Good advice for people who want to show their dog is to watch the good handlers in your breed. It is also wise of you to know your breed well. Here is one very good reason why this is important: A novice watches a good handler show a dog. He sees the handler place his hand on the dog's rump, between the hipbones and the tail set. The handler makes sure the judge has seen him do this. The judge looks at the same spot on the other dogs in the class and gives the first prize to the handler of whom we're speaking. The novice, if he doesn't know why the handler acted as he did, mimics the handler when he shows his dog but with disastrous results. Why? The novice did not know he was pointing out a fault in his dog whereas the handler was pointing out a good spot on his dog. The Standard of perfection for the breed in question states that this breed should have a medium-high tail set. The smart handler noticed when he came into the ring that his dog had a very good tail set but the other dogs in the ring were faulty at this spot.

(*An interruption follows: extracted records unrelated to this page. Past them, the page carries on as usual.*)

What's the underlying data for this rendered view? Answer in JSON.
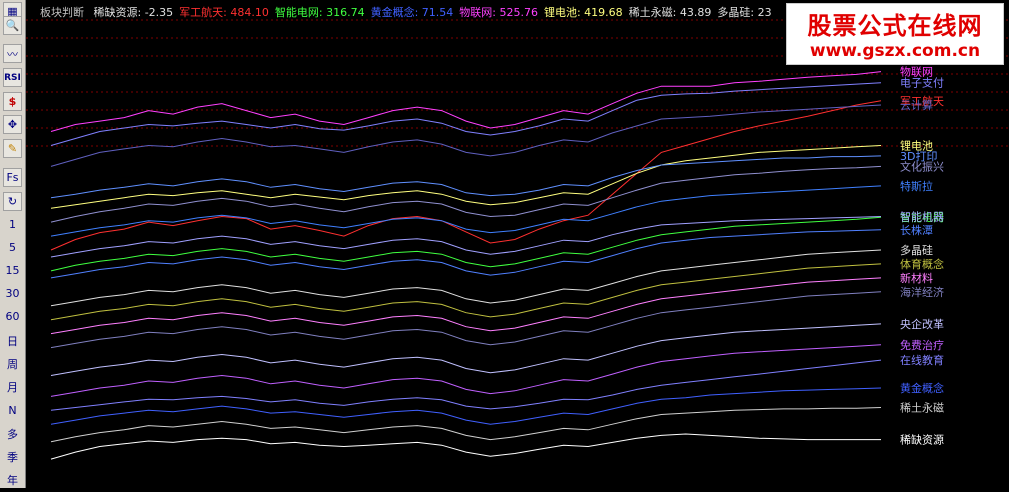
{
  "header": {
    "title": "板块判断",
    "items": [
      {
        "label": "稀缺资源:",
        "value": "-2.35",
        "color": "#e0e0e0"
      },
      {
        "label": "军工航天:",
        "value": "484.10",
        "color": "#ff3030"
      },
      {
        "label": "智能电网:",
        "value": "316.74",
        "color": "#40ff40"
      },
      {
        "label": "黄金概念:",
        "value": "71.54",
        "color": "#4060ff"
      },
      {
        "label": "物联网:",
        "value": "525.76",
        "color": "#ff40ff"
      },
      {
        "label": "锂电池:",
        "value": "419.68",
        "color": "#ffff80"
      },
      {
        "label": "稀土永磁:",
        "value": "43.89",
        "color": "#e0e0e0"
      },
      {
        "label": "多晶硅:",
        "value": "23",
        "color": "#e0e0e0"
      }
    ]
  },
  "watermark": {
    "title": "股票公式在线网",
    "url": "www.gszx.com.cn"
  },
  "toolbar": {
    "icons": [
      "grid-icon",
      "zoom-icon",
      "line-chart-icon",
      "rsi-icon",
      "dollar-icon",
      "move-icon",
      "pencil-icon",
      "fs-icon",
      "refresh-icon"
    ],
    "rsi_label": "RSI",
    "fs_label": "Fs",
    "periods": [
      "1",
      "5",
      "15",
      "30",
      "60",
      "日",
      "周",
      "月",
      "N",
      "多",
      "季",
      "年"
    ]
  },
  "colors": {
    "background": "#000000",
    "grid": "#800000",
    "toolbar": "#d8d4cc"
  },
  "chart_data": {
    "type": "line",
    "title": "板块判断",
    "xlabel": "",
    "ylabel": "",
    "grid": true,
    "x": [
      1,
      2,
      3,
      4,
      5,
      6,
      7,
      8,
      9,
      10,
      11,
      12,
      13,
      14,
      15,
      16,
      17,
      18,
      19,
      20,
      21,
      22,
      23,
      24,
      25,
      26,
      27,
      28,
      29,
      30,
      31,
      32,
      33,
      34,
      35
    ],
    "ylim": [
      -60,
      600
    ],
    "series": [
      {
        "name": "物联网",
        "color": "#ff40ff",
        "values": [
          440,
          450,
          455,
          460,
          470,
          465,
          475,
          480,
          470,
          460,
          465,
          455,
          450,
          460,
          470,
          475,
          470,
          455,
          445,
          450,
          460,
          470,
          465,
          480,
          495,
          505,
          505,
          505,
          510,
          512,
          515,
          518,
          520,
          522,
          526
        ]
      },
      {
        "name": "电子支付",
        "color": "#8080ff",
        "values": [
          420,
          430,
          440,
          445,
          450,
          448,
          452,
          455,
          450,
          445,
          450,
          444,
          442,
          448,
          455,
          458,
          452,
          440,
          435,
          440,
          448,
          458,
          455,
          470,
          485,
          492,
          494,
          495,
          498,
          500,
          502,
          504,
          506,
          508,
          510
        ]
      },
      {
        "name": "军工航天",
        "color": "#ff3030",
        "values": [
          270,
          285,
          295,
          300,
          310,
          305,
          312,
          318,
          315,
          300,
          305,
          298,
          290,
          305,
          315,
          318,
          312,
          296,
          280,
          285,
          300,
          312,
          320,
          350,
          380,
          410,
          420,
          430,
          440,
          448,
          455,
          462,
          470,
          478,
          484
        ]
      },
      {
        "name": "云计算",
        "color": "#6060c0",
        "values": [
          390,
          400,
          410,
          415,
          420,
          418,
          425,
          430,
          425,
          418,
          420,
          415,
          410,
          418,
          425,
          428,
          422,
          410,
          405,
          410,
          420,
          428,
          425,
          438,
          448,
          458,
          460,
          462,
          465,
          468,
          470,
          472,
          474,
          476,
          478
        ]
      },
      {
        "name": "锂电池",
        "color": "#ffff80",
        "values": [
          330,
          335,
          340,
          345,
          350,
          348,
          352,
          355,
          350,
          345,
          350,
          346,
          342,
          348,
          352,
          355,
          350,
          340,
          335,
          338,
          345,
          352,
          350,
          365,
          380,
          392,
          398,
          402,
          406,
          410,
          412,
          414,
          416,
          418,
          420
        ]
      },
      {
        "name": "3D打印",
        "color": "#6090ff",
        "values": [
          345,
          350,
          356,
          360,
          365,
          362,
          368,
          372,
          368,
          360,
          364,
          358,
          354,
          360,
          366,
          368,
          364,
          352,
          348,
          350,
          356,
          364,
          362,
          374,
          384,
          392,
          394,
          396,
          398,
          400,
          402,
          402,
          404,
          404,
          405
        ]
      },
      {
        "name": "文化振兴",
        "color": "#9090d0",
        "values": [
          310,
          318,
          325,
          330,
          336,
          334,
          340,
          344,
          340,
          332,
          336,
          330,
          325,
          332,
          338,
          340,
          336,
          324,
          318,
          320,
          328,
          336,
          334,
          345,
          356,
          366,
          370,
          374,
          378,
          380,
          383,
          385,
          387,
          388,
          390
        ]
      },
      {
        "name": "特斯拉",
        "color": "#4080ff",
        "values": [
          290,
          296,
          302,
          306,
          312,
          310,
          316,
          320,
          316,
          308,
          312,
          306,
          302,
          308,
          314,
          316,
          312,
          300,
          295,
          298,
          306,
          314,
          312,
          322,
          332,
          340,
          344,
          348,
          350,
          352,
          354,
          356,
          358,
          360,
          362
        ]
      },
      {
        "name": "智能电网",
        "color": "#40ff40",
        "values": [
          240,
          248,
          254,
          258,
          264,
          262,
          268,
          272,
          268,
          260,
          264,
          258,
          254,
          260,
          266,
          268,
          264,
          252,
          246,
          250,
          258,
          266,
          264,
          274,
          284,
          292,
          296,
          300,
          304,
          306,
          308,
          310,
          312,
          314,
          317
        ]
      },
      {
        "name": "智能机器",
        "color": "#a0a0ff",
        "values": [
          260,
          266,
          272,
          276,
          282,
          280,
          286,
          290,
          286,
          278,
          282,
          276,
          272,
          278,
          284,
          286,
          282,
          270,
          264,
          268,
          276,
          284,
          282,
          292,
          300,
          306,
          308,
          310,
          312,
          313,
          314,
          315,
          316,
          317,
          318
        ]
      },
      {
        "name": "长株潭",
        "color": "#5080ff",
        "values": [
          230,
          236,
          242,
          246,
          252,
          250,
          256,
          260,
          256,
          248,
          252,
          246,
          242,
          248,
          254,
          256,
          252,
          240,
          234,
          238,
          246,
          254,
          252,
          262,
          272,
          280,
          284,
          288,
          290,
          292,
          294,
          296,
          297,
          298,
          299
        ]
      },
      {
        "name": "多晶硅",
        "color": "#e0e0e0",
        "values": [
          190,
          196,
          202,
          206,
          212,
          210,
          216,
          220,
          216,
          208,
          212,
          206,
          202,
          208,
          214,
          216,
          212,
          200,
          194,
          198,
          206,
          214,
          212,
          222,
          232,
          240,
          244,
          248,
          252,
          256,
          260,
          264,
          266,
          268,
          270
        ]
      },
      {
        "name": "体育概念",
        "color": "#c0c040",
        "values": [
          170,
          176,
          182,
          186,
          192,
          190,
          196,
          200,
          196,
          188,
          192,
          186,
          182,
          188,
          194,
          196,
          192,
          180,
          174,
          178,
          186,
          194,
          192,
          202,
          212,
          220,
          224,
          228,
          232,
          236,
          240,
          244,
          246,
          248,
          250
        ]
      },
      {
        "name": "新材料",
        "color": "#ff80ff",
        "values": [
          150,
          156,
          162,
          166,
          172,
          170,
          176,
          180,
          176,
          168,
          172,
          166,
          162,
          168,
          174,
          176,
          172,
          160,
          154,
          158,
          166,
          174,
          172,
          182,
          192,
          200,
          204,
          208,
          212,
          216,
          220,
          224,
          226,
          228,
          230
        ]
      },
      {
        "name": "海洋经济",
        "color": "#8080c0",
        "values": [
          130,
          136,
          142,
          146,
          152,
          150,
          156,
          160,
          156,
          148,
          152,
          146,
          142,
          148,
          154,
          156,
          152,
          140,
          134,
          138,
          146,
          154,
          152,
          162,
          172,
          180,
          184,
          188,
          192,
          196,
          200,
          204,
          206,
          208,
          210
        ]
      },
      {
        "name": "央企改革",
        "color": "#c0c0ff",
        "values": [
          90,
          96,
          102,
          106,
          112,
          110,
          116,
          120,
          116,
          108,
          112,
          106,
          102,
          108,
          114,
          116,
          112,
          100,
          94,
          98,
          106,
          114,
          112,
          122,
          132,
          140,
          144,
          148,
          152,
          154,
          156,
          158,
          160,
          162,
          164
        ]
      },
      {
        "name": "免费治疗",
        "color": "#c060ff",
        "values": [
          60,
          66,
          72,
          76,
          82,
          80,
          86,
          90,
          86,
          78,
          82,
          76,
          72,
          78,
          84,
          86,
          82,
          70,
          64,
          68,
          76,
          84,
          82,
          92,
          102,
          110,
          114,
          118,
          122,
          124,
          126,
          128,
          130,
          132,
          134
        ]
      },
      {
        "name": "在线教育",
        "color": "#8080ff",
        "values": [
          40,
          44,
          48,
          52,
          56,
          55,
          58,
          60,
          57,
          52,
          55,
          50,
          47,
          52,
          56,
          58,
          55,
          46,
          42,
          45,
          50,
          56,
          55,
          62,
          70,
          76,
          80,
          84,
          88,
          92,
          96,
          100,
          104,
          108,
          112
        ]
      },
      {
        "name": "黄金概念",
        "color": "#4060ff",
        "values": [
          20,
          26,
          32,
          36,
          40,
          38,
          42,
          46,
          42,
          36,
          38,
          34,
          30,
          34,
          38,
          40,
          36,
          26,
          20,
          24,
          30,
          36,
          34,
          42,
          50,
          56,
          58,
          62,
          64,
          66,
          68,
          69,
          70,
          71,
          72
        ]
      },
      {
        "name": "稀土永磁",
        "color": "#d0d0d0",
        "values": [
          -5,
          2,
          8,
          12,
          18,
          16,
          20,
          24,
          20,
          14,
          16,
          12,
          8,
          12,
          16,
          18,
          14,
          4,
          -2,
          2,
          8,
          14,
          12,
          20,
          28,
          34,
          36,
          38,
          40,
          41,
          42,
          42,
          43,
          43,
          44
        ]
      },
      {
        "name": "稀缺资源",
        "color": "#ffffff",
        "values": [
          -30,
          -20,
          -12,
          -8,
          -4,
          -6,
          -2,
          0,
          -2,
          -8,
          -6,
          -10,
          -12,
          -10,
          -8,
          -6,
          -10,
          -20,
          -26,
          -22,
          -16,
          -10,
          -12,
          -6,
          0,
          4,
          6,
          4,
          2,
          0,
          -1,
          -2,
          -2,
          -2,
          -2
        ]
      }
    ]
  }
}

Where the competition is keen, these things count quite a lot. The handler placed his hand on his dog's good spot, the judge saw it, recognized that the dog excelled here, looked at the other dogs, realized that they were faulty here, and gave the award to the handler. The novice, if he doesn't know his breed, does the same thing, but instead of pointing out his dog's good spot, he points out what may be his dog's main fault, a poor tail set. The same situation might exist regarding throat on a dog, or clean-cut shoulders, or good feet, or any number of spots where a dog excels, when pointed out, it may help the decision come your way.

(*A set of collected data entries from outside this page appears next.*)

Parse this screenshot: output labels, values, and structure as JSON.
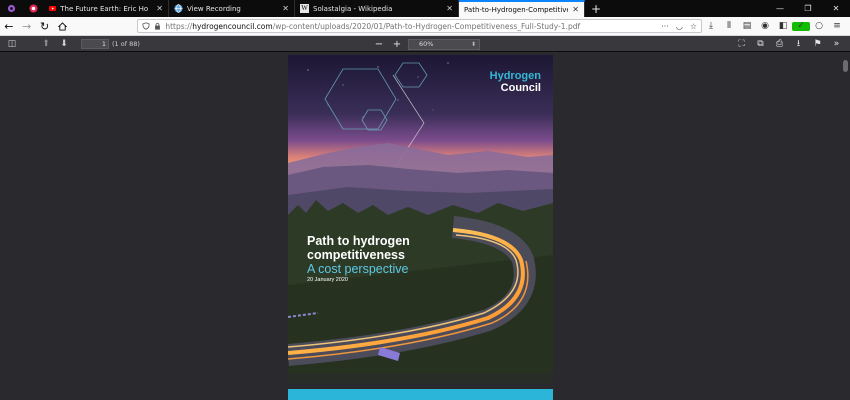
{
  "tabs": [
    {
      "title": "The Future Earth: Eric Holthaus",
      "icon": "youtube-icon",
      "active": false
    },
    {
      "title": "View Recording",
      "icon": "globe-icon",
      "active": false
    },
    {
      "title": "Solastalgia - Wikipedia",
      "icon": "wikipedia-icon",
      "active": false
    },
    {
      "title": "Path-to-Hydrogen-Competitiveness",
      "icon": "pdf-icon",
      "active": true
    }
  ],
  "url": {
    "scheme": "https://",
    "host": "hydrogencouncil.com",
    "path": "/wp-content/uploads/2020/01/Path-to-Hydrogen-Competitiveness_Full-Study-1.pdf"
  },
  "pdf_toolbar": {
    "page_number": "1",
    "page_count": "(1 of 88)",
    "zoom": "60%"
  },
  "cover": {
    "logo_line1": "Hydrogen",
    "logo_line2": "Council",
    "title_line1": "Path to hydrogen",
    "title_line2": "competitiveness",
    "subtitle": "A cost perspective",
    "date": "20 January 2020"
  },
  "colors": {
    "accent": "#0a84ff",
    "brand_cyan": "#33b8d6",
    "brand_cyan_light": "#5ec8e6"
  }
}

It is best if you do not try to point out good or bad parts of your dog until you know very well what they are and how best to point them out, and until you are able to recognize as soon as you enter the ring whether or not it is to your advantage to point them out. When you feel you do know, please don't be obnoxious about it. If you cannot do it in a nice way, don't do it at all.

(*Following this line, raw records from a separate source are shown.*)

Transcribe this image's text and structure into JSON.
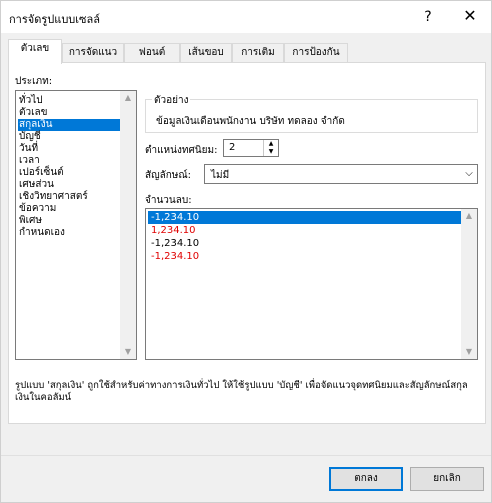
{
  "window": {
    "title": "การจัดรูปแบบเซลล์",
    "help_label": "?",
    "close_label": "✕"
  },
  "tabs": [
    {
      "label": "ตัวเลข",
      "active": true
    },
    {
      "label": "การจัดแนว",
      "active": false
    },
    {
      "label": "ฟอนต์",
      "active": false
    },
    {
      "label": "เส้นขอบ",
      "active": false
    },
    {
      "label": "การเติม",
      "active": false
    },
    {
      "label": "การป้องกัน",
      "active": false
    }
  ],
  "category": {
    "label": "ประเภท:",
    "items": [
      "ทั่วไป",
      "ตัวเลข",
      "สกุลเงิน",
      "บัญชี",
      "วันที่",
      "เวลา",
      "เปอร์เซ็นต์",
      "เศษส่วน",
      "เชิงวิทยาศาสตร์",
      "ข้อความ",
      "พิเศษ",
      "กำหนดเอง"
    ],
    "selected_index": 2
  },
  "sample": {
    "legend": "ตัวอย่าง",
    "value": "ข้อมูลเงินเดือนพนักงาน บริษัท ทดลอง จำกัด"
  },
  "decimal_places": {
    "label": "ตำแหน่งทศนิยม:",
    "value": "2"
  },
  "symbol": {
    "label": "สัญลักษณ์:",
    "value": "ไม่มี"
  },
  "negative_numbers": {
    "label": "จำนวนลบ:",
    "items": [
      {
        "text": "-1,234.10",
        "red": false,
        "selected": true
      },
      {
        "text": "1,234.10",
        "red": true,
        "selected": false
      },
      {
        "text": "-1,234.10",
        "red": false,
        "selected": false
      },
      {
        "text": "-1,234.10",
        "red": true,
        "selected": false
      }
    ]
  },
  "description": "รูปแบบ 'สกุลเงิน' ถูกใช้สำหรับค่าทางการเงินทั่วไป ให้ใช้รูปแบบ 'บัญชี' เพื่อจัดแนวจุดทศนิยมและสัญลักษณ์สกุลเงินในคอลัมน์",
  "buttons": {
    "ok_label": "ตกลง",
    "cancel_label": "ยกเลิก"
  },
  "colors": {
    "selection": "#0078d7",
    "negative_red": "#e00000",
    "dialog_bg": "#f0f0f0"
  }
}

At times during a dog show there has been two excited handlers who decided to show the judge how good their dogs were. They got so intent on what they were doing, each trying to outdo the other, that the judge became annoyed. He said they were insulting his intelligence - that he could and would find the dog of his liking without any further help from the handlers. This could prove disastrous results for you if not taken into account during a dog show.